A GIUGNO 2016 il primo sgombero a Sesto San Giovanni e il passaggio a Milano, in uno stabile di proprietà di un privato in via Oglio, nella zona sud-est della città. Poi a fine luglio la doccia fredda: l’avviso di distacco della corrente con una data improrogabile: il 6 settembre. Un ultimatum arrivato dalla multiutility dell’energia A2A dopo che la proprietà aveva disdetto il contratto e aveva chiesto l’intervento della forza pubblica per rientrare in possesso dello stabile.
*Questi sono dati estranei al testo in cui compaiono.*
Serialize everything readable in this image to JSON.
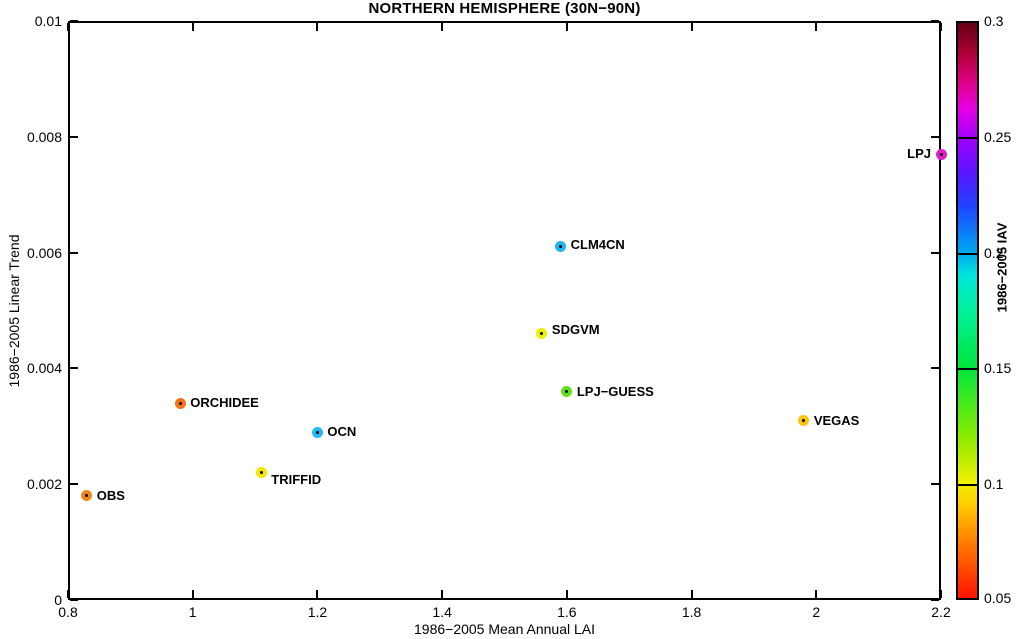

Dopo una mediazione con l’assessore alla sicurezza Anna Scavuzzo e l’assessore ai servizi sociali Piefrancesco Majorino gli occupanti di Aldo avevano iniziato ad uscire dallo stabile nei giorni scorsi in cambio della promessa di valutazione caso per caso dell istituzioni.

«MA NON POTEVAMO lasciare le persone in strada in attesa delle risposte dal Comune» spiega Laura, del Comitato Diritto alla Casa, uno dei soggetti attivi in «Aldo Dice 26×1». Da qui il tentativo di rientrare nell’ex sede Alitalia di Sesto San Giovanni. «Quando siamo entrati tutto era come l’avevamo lasciato». Nonostante le promesse fatte dalla proprietà nel 2016 lo stabile era ancora chiuso e abbandonato.

OGGI A GUIDARE la giunta del comune c’è Roberto Di Stefano, un sindaco di Forza Italia molto vicino alla Lega e al ministro Salvini, marito di Silvia Sardone, la donna più votata alle ultime elezioni regionali lombarde che da poche settimane ha lasciato Forza Italia e per lei si parla di un possibile passaggio alla Lega.

IL SINDACO si era presentato personalmente sabato notte con vigili e polizia per cercare di allontanare gli occupanti. Poi i post su Facebook e l’appello lunedì pomeriggio al ministro Salvini affinché lo sgombero venisse fatto in tempi rapidi. Detto fatto, è bastata una notte per passare dalle parole ai fatti. 187 persone in strada, 67 nuclei familiari, 84 minorenni. Tutti sono rientrati in via Oglio a Milano e una delegazione ha incontrato l’assessore alle politiche sociali Majorino.

IL COMUNE ha proposto sistemazioni alternative per le famiglie con bambini, per gli altri le strutture dell’emergenza sociale. Il distaccamento della corrente il 6 settembre resta, il privato ha chiesto di rientrare in possesso dello stabile, le famiglie dovranno decidere insieme cosa fare. In serata la stanchezza era tanta e l’umore basso. “Colpevoli di essere poveri” diceva sconsolata una mamma prima di rientrare nell’edificio.